Un premier consensus a été trouvé sur l’abaissement du taux du parrainage citoyen – un minimum de 0,6 % minimum du corps électoral sera désormais exigé alors que jusqu’ici, le nombre de signatures requis pour faire valider un dossier de candidature était compris entre 0,8 et 1 % des inscrits. Ce n’est pas tout : l’opposition a obtenu l’instauration de deux autres types de parrainages. Désormais, un candidat pourra être dispensé de recueillir les signatures de ses concitoyens s’il réussit à obtenir celles de treize députés (l’Assemblée en compte 165) ou de 120 maires et présidents de conseil départemental. « Cela permettra de réduire les risques de doublons qui sont des motifs de rejet de candidatures », explique Déthié Faye, coordonnateur du pôle des non-alignés (ni sur l’opposition ni sur la mouvance présidentielle).
Depuis son instauration en 2018, le dispositif du parrainage a été régulièrement critiqué par les acteurs politiques, voire dénoncé par plusieurs missions d’observation. Reprenant une décision de la Cour de justice de la Cedeao rendue en 2021, la mission de suivi électoral de l’Union européenne sur le Sénégal avait ainsi jugé, en avril 2022, que la procédure de vérification des signatures privilégiait « les premiers dossiers déposés et [portait] gravement atteinte aux derniers ».
Autre point d’accord essentiel : la modification des articles L28 et L29 du code électoral qui permettra de rétablir dans ses droits civiques et politiques toute personne frappée d’incapacité électorale après avoir été condamnée à une peine d’emprisonnement ou d’amende, et qui a fait l’objet d’une mesure d’amnistie ou de grâce.
L’ajout de ce dernier terme – absent jusqu’ici de la loi électorale – concerne particulièrement le leader de Taxawu Sénégal et ancien maire de Dakar, Khalifa Sall, ainsi que Karim Wade, fils de l’ancien président Abdoulaye Wade, graciés respectivement en 2019 et 2016. Les deux hommes peuvent désormais, s’ils le souhaitent, briguer la magistrature suprême lors du scrutin du 25 février 2024.
Révision du procès Karim Wade
En exil depuis 2016 au Qatar et pressenti pour prendre la tête du Parti démocratique sénégalais (PDS), la formation politique fondée par son père, Karim Wade a en outre obtenu la révision de l’arrêt prononcé par la Cour de répression de l’enrichissement illicite (CREI) le 23 mars 2015, et donc de son procès. « Cette question était une priorité pour lui.
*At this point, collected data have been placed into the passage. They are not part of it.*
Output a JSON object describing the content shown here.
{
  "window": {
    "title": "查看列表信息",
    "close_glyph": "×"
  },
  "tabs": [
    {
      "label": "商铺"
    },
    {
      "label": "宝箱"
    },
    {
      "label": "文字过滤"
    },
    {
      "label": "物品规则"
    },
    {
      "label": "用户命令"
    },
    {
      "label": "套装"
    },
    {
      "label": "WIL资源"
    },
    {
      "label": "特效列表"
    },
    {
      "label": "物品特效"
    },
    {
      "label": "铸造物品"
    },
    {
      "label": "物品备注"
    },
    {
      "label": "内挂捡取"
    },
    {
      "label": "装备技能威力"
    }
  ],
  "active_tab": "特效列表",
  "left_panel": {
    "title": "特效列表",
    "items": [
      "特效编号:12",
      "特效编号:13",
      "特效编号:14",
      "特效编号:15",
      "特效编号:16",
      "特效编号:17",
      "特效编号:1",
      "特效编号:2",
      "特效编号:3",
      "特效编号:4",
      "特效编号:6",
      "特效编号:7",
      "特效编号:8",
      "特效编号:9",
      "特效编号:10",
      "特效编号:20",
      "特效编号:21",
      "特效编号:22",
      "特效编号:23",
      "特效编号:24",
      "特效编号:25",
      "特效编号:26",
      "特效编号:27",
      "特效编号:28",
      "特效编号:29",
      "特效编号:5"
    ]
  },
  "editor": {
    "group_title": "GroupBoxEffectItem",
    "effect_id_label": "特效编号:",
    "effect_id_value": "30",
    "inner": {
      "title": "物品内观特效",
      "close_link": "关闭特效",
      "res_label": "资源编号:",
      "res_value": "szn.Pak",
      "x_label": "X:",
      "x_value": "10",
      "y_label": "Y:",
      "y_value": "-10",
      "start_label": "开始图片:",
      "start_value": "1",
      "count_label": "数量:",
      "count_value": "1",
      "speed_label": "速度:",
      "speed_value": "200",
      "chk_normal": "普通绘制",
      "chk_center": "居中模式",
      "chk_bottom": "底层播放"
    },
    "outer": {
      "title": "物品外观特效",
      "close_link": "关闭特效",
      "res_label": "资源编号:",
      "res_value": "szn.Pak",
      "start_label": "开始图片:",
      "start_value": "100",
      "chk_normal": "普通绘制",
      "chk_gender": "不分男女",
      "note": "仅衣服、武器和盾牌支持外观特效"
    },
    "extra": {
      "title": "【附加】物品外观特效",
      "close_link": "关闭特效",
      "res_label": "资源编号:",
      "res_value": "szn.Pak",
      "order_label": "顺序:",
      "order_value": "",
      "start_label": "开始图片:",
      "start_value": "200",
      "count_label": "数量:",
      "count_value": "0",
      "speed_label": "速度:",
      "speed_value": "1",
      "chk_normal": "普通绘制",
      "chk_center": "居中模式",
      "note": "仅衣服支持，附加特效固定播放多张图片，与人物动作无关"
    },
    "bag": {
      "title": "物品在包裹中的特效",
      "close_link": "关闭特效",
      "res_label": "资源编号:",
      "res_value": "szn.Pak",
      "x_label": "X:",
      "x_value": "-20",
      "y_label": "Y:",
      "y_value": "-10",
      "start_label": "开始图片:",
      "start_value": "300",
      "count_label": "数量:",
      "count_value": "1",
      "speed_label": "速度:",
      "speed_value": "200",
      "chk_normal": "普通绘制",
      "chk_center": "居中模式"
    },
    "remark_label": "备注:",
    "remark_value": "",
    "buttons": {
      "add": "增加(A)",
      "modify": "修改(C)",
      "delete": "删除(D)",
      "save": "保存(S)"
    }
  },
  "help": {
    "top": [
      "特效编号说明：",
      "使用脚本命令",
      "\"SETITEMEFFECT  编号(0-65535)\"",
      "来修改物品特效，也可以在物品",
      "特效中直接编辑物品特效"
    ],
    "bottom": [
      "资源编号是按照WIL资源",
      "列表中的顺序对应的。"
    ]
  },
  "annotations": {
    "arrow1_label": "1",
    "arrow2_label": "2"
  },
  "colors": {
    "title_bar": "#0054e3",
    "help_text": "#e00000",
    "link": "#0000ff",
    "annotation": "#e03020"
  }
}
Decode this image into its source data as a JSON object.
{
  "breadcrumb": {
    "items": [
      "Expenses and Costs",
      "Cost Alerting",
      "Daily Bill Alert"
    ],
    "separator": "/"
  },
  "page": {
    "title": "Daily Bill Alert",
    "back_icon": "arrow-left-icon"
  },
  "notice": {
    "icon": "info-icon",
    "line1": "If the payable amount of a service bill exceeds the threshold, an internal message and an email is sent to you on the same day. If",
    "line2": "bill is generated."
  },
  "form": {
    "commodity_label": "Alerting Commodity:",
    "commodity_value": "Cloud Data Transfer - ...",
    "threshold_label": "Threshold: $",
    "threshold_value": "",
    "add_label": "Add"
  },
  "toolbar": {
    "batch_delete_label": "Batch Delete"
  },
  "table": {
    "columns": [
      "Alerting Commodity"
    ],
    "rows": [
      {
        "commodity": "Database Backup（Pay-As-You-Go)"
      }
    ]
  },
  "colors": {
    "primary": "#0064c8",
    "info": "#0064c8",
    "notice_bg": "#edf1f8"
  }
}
Un citoyen devrait pouvoir être entendu et prouver son innocence sur la base des nouveaux éléments qu’il a en sa possession », affirme Déthié Faye. « Les cas de Khalifa Sall et de Karim Wade sont certes les plus emblématiques, mais ces avancées vont bénéficier à des milliers de citoyens sénégalais », se réjouit-il.
Ces concessions n’auraient sans doute pas été obtenues « sans un rapport de force devenu favorable à l’opposition » grâce notamment au bras de fer entamé dans la rue par Ousmane Sonko, reprend Saliou Sarr. Le leader des Patriotes africains du Sénégal pour le travail, l’éthique et la fraternité (Pastef) a pourtant refusé de participer à ce dialogue, soupçonné d’avoir pour but inavoué « de valider le troisième mandat de Macky Sall ».
Sur cette question justement, aucun consensus n’a été trouvé. Pendant plusieurs heures de discussion, la majorité présidentielle, représentée par Benoît Sambou, ministre d’État et président de la Commission nationale du dialogue des territoires, a argué que le chef de l’État avait le droit de briguer un deuxième quinquennat du fait de la révision constitutionnelle de 2016 qui remet les compteurs à zéro. Ce que, sans surprise, les différents membres de l’opposition et de la société civile ont contesté, estimant qu’une troisième candidature de Macky Sall était « illégale ».
« J’apporterai ma réponse dans un discours à la nation [après la fête de la Tabaski du 29 juin]. Mais elle ne peut pas dépendre du contexte dans lequel nous évoluons. Il faut que cela soit clair », a prévenu le chef de l’État en refermant le dialogue national. « Quel qu’il soit, ce sera un choix libre, souverain et assumé », a-t-il conclu.